23 Museen boten an drei Tagen ein buntes Programm von Sonderführungen, Workshops, Kinderaktionen bis hin zu ausgewählten musikalischen Veranstaltungen, die zum Profil der einzelnen Häuser passten.
Auf 17 Bühnen präsentierten sich regionale und internationale Künstler, für jeden Geschmack und jedes Alter war etwas dabei.
Auf der Gastland-Meile stand Indonesien im Vordergrund. Der weltgrößte Inselstaat lockte mit aromatischen Speisen, exotischen Getränken und zeigte auf der Bühne Ausschnitte seiner reichen Kultur. Sowohl Traditionelles als auch Gegenwärtiges begeisterte dort die Besucher.
Neben Museen und Bühnen fanden Projekte und Inszenierungen statt, so beispielsweise die zehnte Antiquariatsmeile mit rund 20 Ständen am Sachsenhäuser Ufer vor dem Museum Giersch. Außerdem gab es in der Dreikönigskirche, der Deutschordenskirche, der Heiliggeistkirche, der Liebfrauenkirche, der St. Katharinenkirche und im Dom am Samstag und Sonntag Orgelmusik. Im Karmeliterkloster fand zudem das Musikfestival „Klang im Kloster“ statt.

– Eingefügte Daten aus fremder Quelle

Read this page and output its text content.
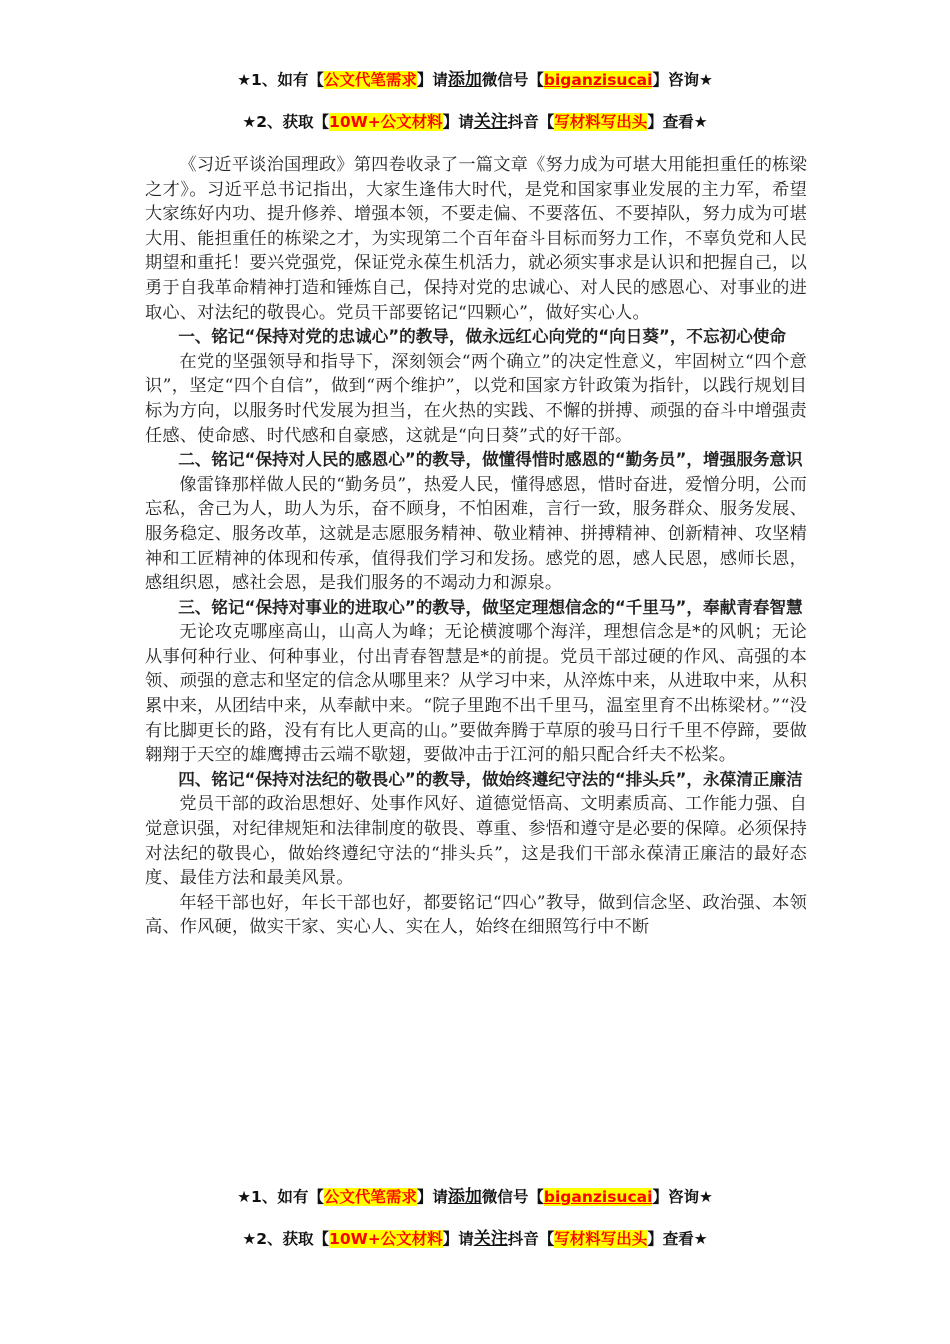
★1、如有【公文代笔需求】请添加微信号【biganzisucai】咨询★
★2、获取【10W+公文材料】请关注抖音【写材料写出头】查看★

《习近平谈治国理政》第四卷收录了一篇文章《努力成为可堪大用能担重任的栋梁之才》。习近平总书记指出，大家生逢伟大时代，是党和国家事业发展的主力军，希望大家练好内功、提升修养、增强本领，不要走偏、不要落伍、不要掉队，努力成为可堪大用、能担重任的栋梁之才，为实现第二个百年奋斗目标而努力工作，不辜负党和人民期望和重托！要兴党强党，保证党永葆生机活力，就必须实事求是认识和把握自己，以勇于自我革命精神打造和锤炼自己，保持对党的忠诚心、对人民的感恩心、对事业的进取心、对法纪的敬畏心。党员干部要铭记“四颗心”，做好实心人。

一、铭记“保持对党的忠诚心”的教导，做永远红心向党的“向日葵”，不忘初心使命

在党的坚强领导和指导下，深刻领会“两个确立”的决定性意义，牢固树立“四个意识”，坚定“四个自信”，做到“两个维护”，以党和国家方针政策为指针，以践行规划目标为方向，以服务时代发展为担当，在火热的实践、不懈的拼搏、顽强的奋斗中增强责任感、使命感、时代感和自豪感，这就是“向日葵”式的好干部。

二、铭记“保持对人民的感恩心”的教导，做懂得惜时感恩的“勤务员”，增强服务意识

像雷锋那样做人民的“勤务员”，热爱人民，懂得感恩，惜时奋进，爱憎分明，公而忘私，舍己为人，助人为乐，奋不顾身，不怕困难，言行一致，服务群众、服务发展、服务稳定、服务改革，这就是志愿服务精神、敬业精神、拼搏精神、创新精神、攻坚精神和工匠精神的体现和传承，值得我们学习和发扬。感党的恩，感人民恩，感师长恩，感组织恩，感社会恩，是我们服务的不竭动力和源泉。

三、铭记“保持对事业的进取心”的教导，做坚定理想信念的“千里马”，奉献青春智慧

无论攻克哪座高山，山高人为峰；无论横渡哪个海洋，理想信念是*的风帆；无论从事何种行业、何种事业，付出青春智慧是*的前提。党员干部过硬的作风、高强的本领、顽强的意志和坚定的信念从哪里来？从学习中来，从淬炼中来，从进取中来，从积累中来，从团结中来，从奉献中来。“院子里跑不出千里马，温室里育不出栋梁材。”“没有比脚更长的路，没有有比人更高的山。”要做奔腾于草原的骏马日行千里不停蹄，要做翱翔于天空的雄鹰搏击云端不歇翅，要做冲击于江河的船只配合纤夫不松桨。

四、铭记“保持对法纪的敬畏心”的教导，做始终遵纪守法的“排头兵”，永葆清正廉洁

党员干部的政治思想好、处事作风好、道德觉悟高、文明素质高、工作能力强、自觉意识强，对纪律规矩和法律制度的敬畏、尊重、参悟和遵守是必要的保障。必须保持对法纪的敬畏心，做始终遵纪守法的“排头兵”，这是我们干部永葆清正廉洁的最好态度、最佳方法和最美风景。

年轻干部也好，年长干部也好，都要铭记“四心”教导，做到信念坚、政治强、本领高、作风硬，做实干家、实心人、实在人，始终在细照笃行中不断

★1、如有【公文代笔需求】请添加微信号【biganzisucai】咨询★
★2、获取【10W+公文材料】请关注抖音【写材料写出头】查看★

2,3 Millionen Menschen besuchten das Museumsuferfest. Es ist eines der größten und spektakulärsten Kunst- und Kulturfestivals Europas und findet seit 1988 jährlich am letzten Wochenende im August statt.
Ein großes Feuerwerk vor der Frankfurter Skyline, begleitet von indonesischer Musik, setzte am Sonntagabend wie gewohnt den abschließenden Glanzpunkt der Veranstaltung.